Khaidir, juga meminta Kepala Kepolisian Kabupaten Tapanuli Selatan dalam penanganan kasus Pelapor (Dongoran Siregar) atas kasus yang ditangani harus ditangani secara profesional.
Kami sangat menyayangkan Pelapor pada 05 Maret 2026 sampai saat ini pihak kepolisian yang mangani perkara belum juga menerbitkan SP2HP untuk tahap persidangan mengadili tersangka.
Setelah kami konfirmasi dari pihak penyidik tidak ada jawaban dalam penanganan perkara tersebut, kami menduga kuat bahwa dalam dugaan penanganan kasus tersebut tidak profesional dikarenakan sampai hari ini belum juga diterbitkan SP2HP.

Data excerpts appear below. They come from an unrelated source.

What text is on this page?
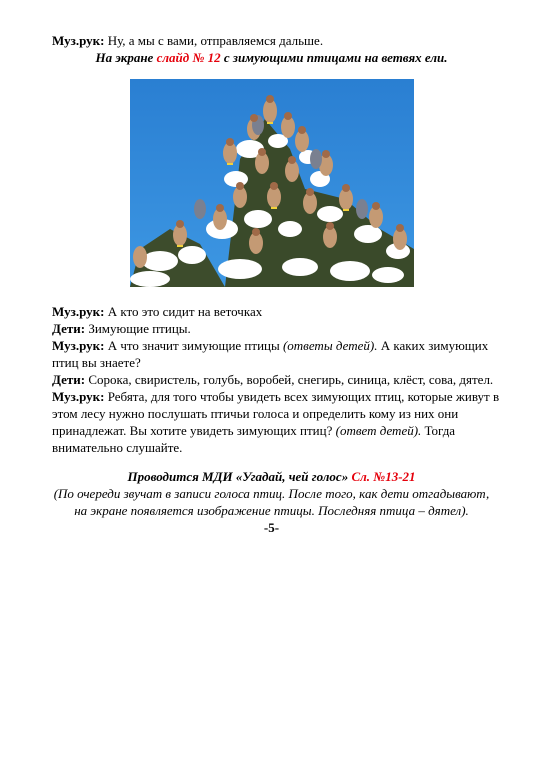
Муз.рук: Ну, а мы с вами, отправляемся дальше.
На экране слайд № 12 с зимующими птицами на ветвях ели.
Муз.рук: А кто это сидит на веточках
Дети: Зимующие птицы.
Муз.рук: А что значит зимующие птицы (ответы детей). А каких зимующих
птиц вы знаете?
Дети: Сорока, свиристель, голубь, воробей, снегирь, синица, клёст, сова, дятел.
Муз.рук: Ребята, для того чтобы увидеть всех зимующих птиц, которые живут в
этом лесу нужно послушать птичьи голоса и определить кому из них они
принадлежат. Вы хотите увидеть зимующих птиц? (ответ детей). Тогда
внимательно слушайте.
Проводится МДИ «Угадай, чей голос» Сл. №13-21
(По очереди звучат в записи голоса птиц. После того, как дети отгадывают,
на экране появляется изображение птицы. Последняя птица – дятел).
-5-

Atas permasalahan ini kami bapak mendesak Kapolres Kabupaten Tapanuli Selatan agar memperhatikan penanganan kasus-kasus kekurangan tersebut serta bertindak tegas bila anggotanya kurang berkompeten.
Bila terdapat oknum melakukan permainan yang merugikan korban kami dari Lembaga Gerakan Masyarakat Pengawal Kebijakan Publik akan terus mengawali kasus tersebut untuk mendapatkan keadilan.